Alibris Secondhand Books Standard

Friday, April 07, 2006

this rising from the dead

As they were coming down the mountain, he ordered them to tell no one about what they had seen, until after the Son of Man had risen from the dead. So they kept the matter to themselves, questioning what this rising from the dead could mean.

- Mark 9:9-10



In Jesus' day, many Jews were looking for the coming of the Messiah who would kick the Romans out of Judea and usher in a new Jewish kingdom. For Jesus' followers, Jesus himself must have been a prime candidate. They looked forward to the day he would sit on the throne.

Jesus himself never seemed comfortable with that role. After Peter professed his belief that Jesus was the Messiah, Jesus tried to change the subject:

He asked them, “But who do you say that I am?” Peter answered him, “You are the Messiah.” And he sternly ordered them not to tell anyone about him. Then he began to teach them that the Son of Man must undergo great suffering, and be rejected by the elders, the chief priests, and the scribes, and be killed, and after three days rise again.

- Mark 8:29-31



And when Peter tried to correct him, Jesus called Peter "Satan". Perhaps the disciples can be forgiven for not wanting to press the matter further. So if they were confused about the meaning of this rising from the dead, I don't blame them for not asking Jesus for clarification.

Fortunately we, with the benefit of hindsight, know exactly what Jesus was talking about. Or do we?

For some, this rising from the dead is simply a matter of historical fact. Jesus died and was buried, but on the third day the stone was rolled away and the tomb was found empty.

Mark's gospel ends the story at that point, and frankly, if that's the only gospel we had, I would not be impressed. There are a lot of reasons a tomb could be empty. Perhaps the body was moved, or perhaps the women were looking in the wrong place. If the empty tomb were all we had as evidence, this rising from the dead wouldn't amount to much.

But it's not all we have. Something happened to Jesus' followers. They said he appeared to them again. Somehow these encounters transformed them, gave them a boldness they had never known before. And it wasn't just the twelve, but others as well.

A man named Cleopas was walking to Emmaus with a friend when a strange man approached them and walked with them. They talked with him on the road, then invited him into their home. It wasn't until he blessed their bread that they recognized him as Jesus.

Years later, a guy named Saul was traveling to Damascus when he fell down and had a vision. His life, too, was transformed.

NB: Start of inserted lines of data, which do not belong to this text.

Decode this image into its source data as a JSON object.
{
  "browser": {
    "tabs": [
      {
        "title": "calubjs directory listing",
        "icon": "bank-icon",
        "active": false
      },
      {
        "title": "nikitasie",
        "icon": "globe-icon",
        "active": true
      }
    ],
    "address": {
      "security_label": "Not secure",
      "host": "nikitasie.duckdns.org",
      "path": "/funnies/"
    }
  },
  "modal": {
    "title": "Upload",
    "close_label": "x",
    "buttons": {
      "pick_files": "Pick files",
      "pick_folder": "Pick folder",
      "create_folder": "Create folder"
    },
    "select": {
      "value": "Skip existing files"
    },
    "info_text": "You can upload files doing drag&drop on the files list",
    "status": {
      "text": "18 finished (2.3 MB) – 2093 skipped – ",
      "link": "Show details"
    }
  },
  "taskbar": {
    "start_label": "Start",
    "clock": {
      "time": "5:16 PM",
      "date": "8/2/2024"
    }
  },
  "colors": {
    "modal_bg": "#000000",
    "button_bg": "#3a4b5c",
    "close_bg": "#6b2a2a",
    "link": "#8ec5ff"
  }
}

Throughout the years, countless others have been transformed by encounters with this same Jesus. This rising from the dead is not simply a matter of a disappearing corpse. The empty tomb may have been a stunning surprise for the women as they arrived with burial spices, but what makes the resurrection special is its transformative power, something that can't be easily quantified.

Jesus wasn't the Messiah King his followers were expecting. He inaugurated a different kind of kingdom, defined not by political boundaries but by transformed hearts. He did it not by going to battle against the Romans but by defeating death itself, enabling us to truly live.